The hotel's personality is glossy, modern, and — critically — unapologetically for show. The driveway functions as an informal auto salon for Rolls Royces, Lamborghinis, and McLarens; the house cars (a Phantom and an Escalade) are deployed as a perk for guests traveling within a three-mile radius; the rooftop is less a quiet amenity than a stage for a 360-degree panorama of Los Angeles, populated nightly by a youngish, well-dressed crowd. This is a hotel that understands it exists inside the fantasy of Beverly Hills and leans into it, rather than affecting the discreet hush of a Dorchester Collection property.
Its natural guest is someone who prefers new-build perfection to heritage character — the traveler who would rather have a Dyson hairdryer, an Alexa-controlled room, and a sleek corner suite than the faded glamour of a bungalow at the Bel-Air. It suits celebratory couples, well-heeled international travelers, and status-conscious business guests more than it suits families with small children or anyone seeking a hotel with a genuine sense of place.
Travelers who prioritize the hard product — new construction, spacious rooms, private balconies, cutting-edge in-room tech, and genuinely spectacular views — over the softer virtues of heritage, garden setting, or white-glove consistency.
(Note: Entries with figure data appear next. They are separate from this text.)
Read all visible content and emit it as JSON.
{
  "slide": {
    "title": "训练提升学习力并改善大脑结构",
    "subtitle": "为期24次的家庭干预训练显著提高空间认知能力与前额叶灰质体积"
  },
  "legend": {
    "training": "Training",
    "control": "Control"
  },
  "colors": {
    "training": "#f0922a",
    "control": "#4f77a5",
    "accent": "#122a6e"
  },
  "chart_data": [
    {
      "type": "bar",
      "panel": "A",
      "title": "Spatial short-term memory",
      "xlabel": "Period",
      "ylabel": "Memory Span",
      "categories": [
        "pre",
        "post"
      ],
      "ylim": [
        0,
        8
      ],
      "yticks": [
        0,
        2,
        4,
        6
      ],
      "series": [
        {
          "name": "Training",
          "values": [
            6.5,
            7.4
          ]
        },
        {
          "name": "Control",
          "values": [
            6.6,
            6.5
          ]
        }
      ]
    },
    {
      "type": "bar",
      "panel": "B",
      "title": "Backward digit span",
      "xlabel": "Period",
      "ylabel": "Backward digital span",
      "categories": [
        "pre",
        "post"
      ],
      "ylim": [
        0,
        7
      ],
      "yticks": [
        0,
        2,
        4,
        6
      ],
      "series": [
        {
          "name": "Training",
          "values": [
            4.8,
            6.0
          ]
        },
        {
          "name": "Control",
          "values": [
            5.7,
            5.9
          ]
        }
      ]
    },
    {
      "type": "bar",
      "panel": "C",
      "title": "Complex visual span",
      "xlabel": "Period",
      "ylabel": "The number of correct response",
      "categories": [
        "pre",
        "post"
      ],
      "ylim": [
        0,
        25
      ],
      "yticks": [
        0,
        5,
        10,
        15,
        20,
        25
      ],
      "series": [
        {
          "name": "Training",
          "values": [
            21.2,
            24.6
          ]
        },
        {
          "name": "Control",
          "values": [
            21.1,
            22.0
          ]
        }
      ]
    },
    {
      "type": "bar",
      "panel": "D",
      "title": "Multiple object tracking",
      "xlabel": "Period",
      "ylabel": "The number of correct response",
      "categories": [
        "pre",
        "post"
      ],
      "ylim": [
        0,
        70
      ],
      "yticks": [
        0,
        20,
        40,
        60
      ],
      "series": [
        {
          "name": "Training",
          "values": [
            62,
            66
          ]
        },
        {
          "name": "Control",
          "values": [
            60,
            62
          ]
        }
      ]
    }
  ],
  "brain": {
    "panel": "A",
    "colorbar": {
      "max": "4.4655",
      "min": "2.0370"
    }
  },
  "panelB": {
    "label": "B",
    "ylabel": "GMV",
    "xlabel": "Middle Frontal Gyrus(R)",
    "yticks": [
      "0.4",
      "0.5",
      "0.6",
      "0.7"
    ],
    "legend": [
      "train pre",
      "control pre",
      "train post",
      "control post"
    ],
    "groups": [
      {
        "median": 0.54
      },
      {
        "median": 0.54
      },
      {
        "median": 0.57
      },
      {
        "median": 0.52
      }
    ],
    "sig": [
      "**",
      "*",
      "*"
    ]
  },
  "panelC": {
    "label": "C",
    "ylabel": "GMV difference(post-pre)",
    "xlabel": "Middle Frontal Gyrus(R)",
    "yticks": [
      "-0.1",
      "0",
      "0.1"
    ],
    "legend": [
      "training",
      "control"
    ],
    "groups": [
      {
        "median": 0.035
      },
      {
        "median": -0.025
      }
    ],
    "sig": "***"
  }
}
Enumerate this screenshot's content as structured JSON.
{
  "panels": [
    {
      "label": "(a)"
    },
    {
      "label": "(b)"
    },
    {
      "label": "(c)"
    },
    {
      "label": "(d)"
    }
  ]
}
Couples celebrating milestone occasions who want glamorous photo backdrops will find few LA hotels more photogenic. International visitors making their first trip to Beverly Hills will be impressed by the spectacle. Status-conscious business travelers who value efficiency and a strong fitness/spa program will be well served. And Hilton Honors members redeeming points or free-night certificates will find exceptional value relative to the property's cash rates.
You expect the uniformly impeccable service of the Peninsula Beverly Hills (directly across the street and, on balance, more reliable in its soft product), the garden-bungalow romance of Hotel Bel-Air, or the pink-stucco Hollywood-Golden-Age nostalgia of the Beverly Hills Hotel. Families traveling with young children will find the Four Seasons Los Angeles at Beverly Hills more accommodating. Guests who prize quiet, contemplative luxury should consider the Bel-Air or the Maybourne Beverly Hills, both of which feel more residential and less performative. Anyone allergic to ambient hotel fragrance should be warned that the signature scent here is powerful.
This is the Waldorf's strongest category and, frankly, the reason to book. Even entry-level rooms are generously proportioned by Beverly Hills standards, each with a proper balcony (a genuine rarity among the competitive set), floor-to-ceiling windows, leather-paneled walls, walk-in closets, and oversized marble bathrooms with separate tubs and showers. The tech suite — Alexa, iPad controls, motorized shades — is integrated with more polish than most luxury hotels manage. Bathrooms feature Dyson dryers and top-tier amenities (Aesop, Diptyque, or Salvatore Ferragamo depending on category). The main caveat: lower floors facing Wilshire can be noisy at night, and the building's sound insulation, while good, is not quite up to the standard one expects when spending $1,000+ per night. Request a high floor facing the hills.